– Да, падишах не сводит с неё глаз, – со вздохом зависти произнесла супруга итальянского посланника своему мужу, который хмуро отозвался:

– В то время, как она их опускает.

– Это чудо! – продолжала восхищаться итальянка, не сводя глаз со столь красивой «королевы бала». – Вот оно искусство покорять сердца мужчин.

– Сердца монархов. Так будет точнее.

– Она божественна!

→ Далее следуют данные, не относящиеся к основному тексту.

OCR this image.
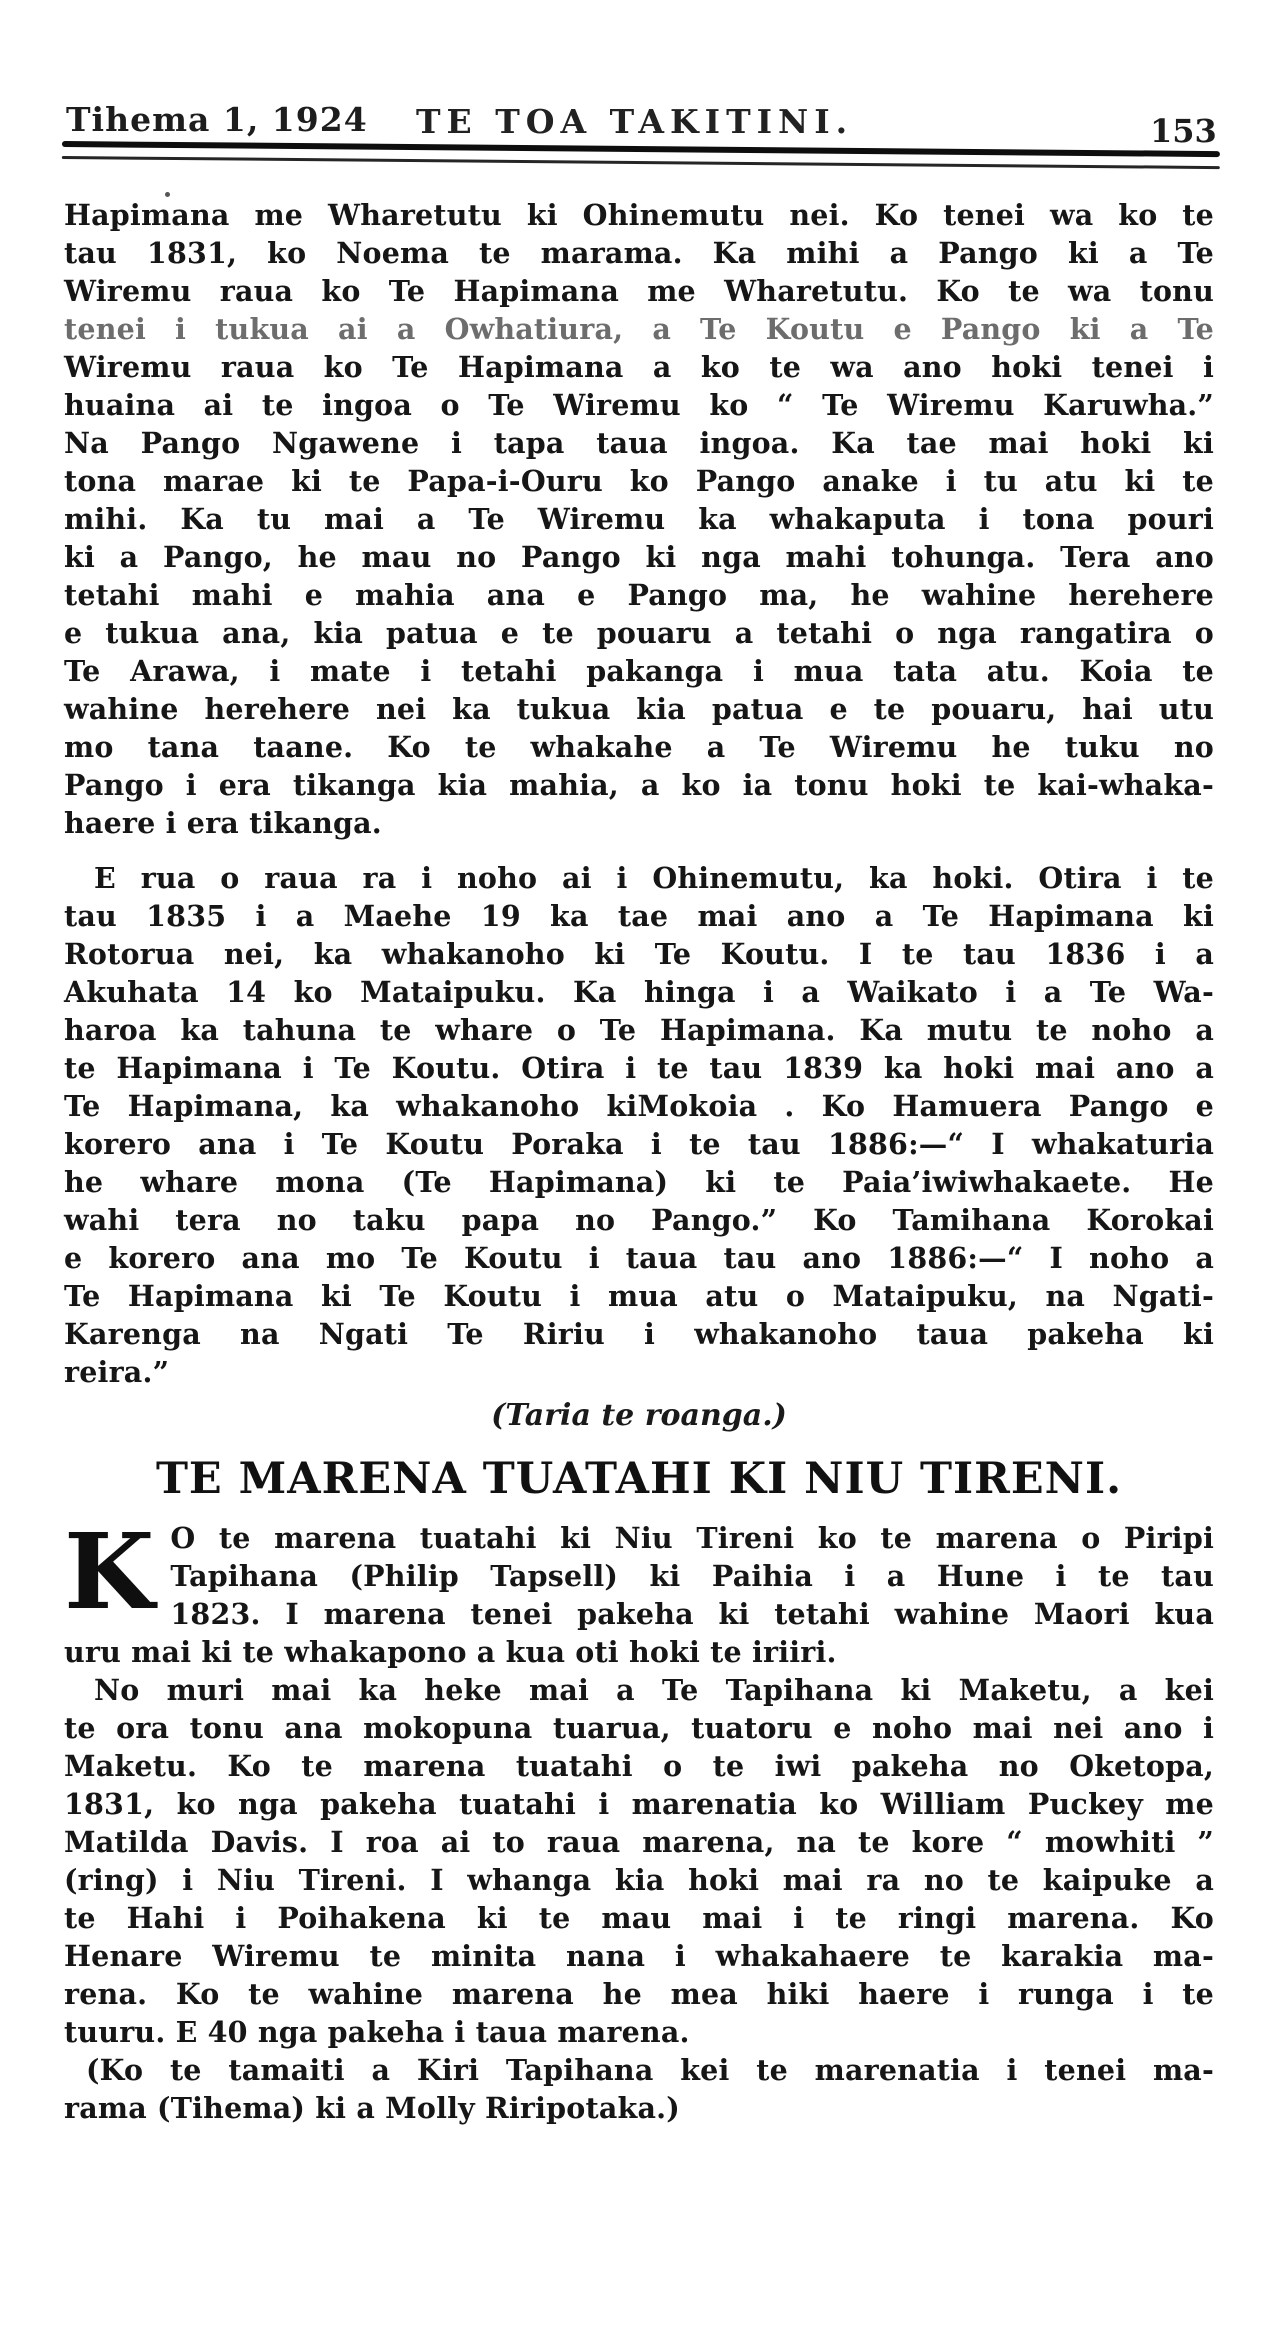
Tihema 1, 1924 TE TOA TAKITINI.	153
Hapimana me Wharetutu ki Ohinemutu nei. Ko tenei wa ko te
tau 1831, ko Noema te marama. Ka mihi a Pango ki a Te
Wiremu raua ko Te Hapimana me Wharetutu. Ko te wa tonu
tenei i tukua ai a Owhatiura, a Te Koutu e Pango ki a Te
Wiremu raua ko Te Hapimana a ko te wa ano hoki tenei i
huaina ai te ingoa o Te Wiremu ko “ Te Wiremu Karuwha.”
Na Pango Ngawene i tapa taua ingoa. Ka tae mai hoki ki
tona marae ki te Papa-i-Ouru ko Pango anake i tu atu ki te
mihi. Ka tu mai a Te Wiremu ka whakaputa i tona pouri
ki a Pango, he mau no Pango ki nga mahi tohunga. Tera ano
tetahi mahi e mahia ana e Pango ma, he wahine herehere
e tukua ana, kia patua e te pouaru a tetahi o nga rangatira o
Te Arawa, i mate i tetahi pakanga i mua tata atu. Koia te
wahine herehere nei ka tukua kia patua e te pouaru, hai utu
mo tana taane. Ko te whakahe a Te Wiremu he tuku no
Pango i era tikanga kia mahia, a ko ia tonu hoki te kai-whaka-
haere i era tikanga.
E rua o raua ra i noho ai i Ohinemutu, ka hoki. Otira i te
tau 1835 i a Maehe 19 ka tae mai ano a Te Hapimana ki
Rotorua nei, ka whakanoho ki Te Koutu. I te tau 1836 i a
Akuhata 14 ko Mataipuku. Ka hinga i a Waikato i a Te Wa-
haroa ka tahuna te whare o Te Hapimana. Ka mutu te noho a
te Hapimana i Te Koutu. Otira i te tau 1839 ka hoki mai ano a
Te Hapimana, ka whakanoho kiMokoia . Ko Hamuera Pango e
korero ana i Te Koutu Poraka i te tau 1886:—“ I whakaturia
he whare mona (Te Hapimana) ki te Paia’iwiwhakaete. He
wahi tera no taku papa no Pango.” Ko Tamihana Korokai
e korero ana mo Te Koutu i taua tau ano 1886:—“ I noho a
Te Hapimana ki Te Koutu i mua atu o Mataipuku, na Ngati-
Karenga na Ngati Te Ririu i whakanoho taua pakeha ki
reira.”
(Taria te roanga.)
TE MARENA TUATAHI KI NIU TIRENI.
K O te marena tuatahi ki Niu Tireni ko te marena o Piripi
Tapihana (Philip Tapsell) ki Paihia i a Hune i te tau
1823. I marena tenei pakeha ki tetahi wahine Maori kua
uru mai ki te whakapono a kua oti hoki te iriiri.
No muri mai ka heke mai a Te Tapihana ki Maketu, a kei
te ora tonu ana mokopuna tuarua, tuatoru e noho mai nei ano i
Maketu. Ko te marena tuatahi o te iwi pakeha no Oketopa,
1831, ko nga pakeha tuatahi i marenatia ko William Puckey me
Matilda Davis. I roa ai to raua marena, na te kore “ mowhiti ”
(ring) i Niu Tireni. I whanga kia hoki mai ra no te kaipuke a
te Hahi i Poihakena ki te mau mai i te ringi marena. Ko
Henare Wiremu te minita nana i whakahaere te karakia ma-
rena. Ko te wahine marena he mea hiki haere i runga i te
tuuru. E 40 nga pakeha i taua marena.
(Ko te tamaiti a Kiri Tapihana kei te marenatia i tenei ma-
rama (Tihema) ki a Molly Riripotaka.)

На вид ей лет семнадцать.

– На самом деле она старше.

– И на много?

– На пять лет.

– Выходит, ей уже за двадцать… двадцать два?

– Считай сама.

Судя по репликам и пересудам, женским и мужским оценкам, новоявленная «королева» не прилагала никаких усилий, чтобы понравиться султану. Напротив, складывалось впечатление, что она страшится влюбить его в себя.

Старший советник прусского посольства, высокий, синеглазый, обаятельный блондин в отлично сшитом фраке, сойдясь возле буфета со своим коллегой из британской миссии и явно поджидая направлявшегося к ним барона Редфильда, любителя шампанских вин, смешливо скривил губы.

– Наши посольские куклы сразу попритихли.

Лакей поднёс ему фужер с «Veuve Clicqout»[1] и он привычно снял его с подноса.

– Вы только посмотрите на жену австрийского посла: самолюбие её потрясено, это уж точно.

Англичанин усмехнулся и, пригубив свой бокал с вином, пустился в небольшое рассуждение.

– Иначе и быть не могло. Стоит женщине увериться в своём очаровании, в той красоте, которой обладает её тело, магически влекущее к себе сердца и взгляды, с ней происходит резкая метаморфоза, и там, где она раньше уступила бы разумной мужской логике, нисколько не смущаясь этим фактом, её собственная начинает бунтовать и требовать – нет, не поблажек и уступок! – это бы ещё куда ни шло, а полной, так сказать, капитуляции чужого, не угодного ей, мнения.

– И с этим ничего нельзя поделать? – спросил советник прусского посольства с тем выражением весёлого лица, когда любой вопрос, пусть даже философский, кажется уже не столь и важным.

– Ничего. – Англичанин встряхнул головой и поправил свои волосы, не столько золотисто-светлые (при ярком свете люстры), сколько жёлто-рыжие с густым тёмным отливом. – Любой диктат, будь это диктат власти или диктат красоты, всегда больно гнетёт и мягким не бывает. Он может таким лишь казаться, причём, казаться людям посторонним, обособленным от непосредственной его «давильни».

Синеглазый блондин вскинул бровь, изумлённо воскликнул: – Ну, надо же! – и вновь обратил свой взор на миловидную жену австрийского посла, которая стояла, чуть не плача, обиженно покусывая губы.

– Вы только посмотрите на неё! Она едва скрывает свою ярость.

– Вас это удивляет? – спросил рыжеволосый дипломат, пряча улыбку превосходства.

– Я ей сочувствую, – ответил обаятельный блондин, невольно потирая подбородок. – Мы все привыкли избирать её царицей бала, а теперь, мне кажется, она готова разрыдаться.

– Это вы о ком? – спросил с лёгкой одышкой барон Редфильд, неспешно подавая ему руку для пожатия.

– Да так, – пробормотал советник прусского посольства, переглянувшись с англичанином. – О милых сердцу дамах.

– О мнимых и действительных кумирах, – с крайней почтительностью пояснил британский дипломат, стараясь уловить реакцию барона на свои слова.

– О мнимых говорить не стоит, – назидательно сказал в ответ банкир и почти залпом выглотал шампанское. – А бал сегодня, в самом деле, цимес!

– Чем же он вас восхитил? – добавив к почтительности толику мягкой иронии, вызванной словечком «цимес», с полупоклоном спросил англичанин.

– На нём впервые победила красота.

– А что побеждало до этого?

– Скука.

Весь вечер Екатерина Леонидовна не отходила от Игнатьева, опираясь на его правую руку, галантно согнутую в локте. Сам же Николай Павлович, ведя беседу с тем или иным интересующим его лицом, нет-нет да и поглядывал на неё восторженно-блестящими глазами.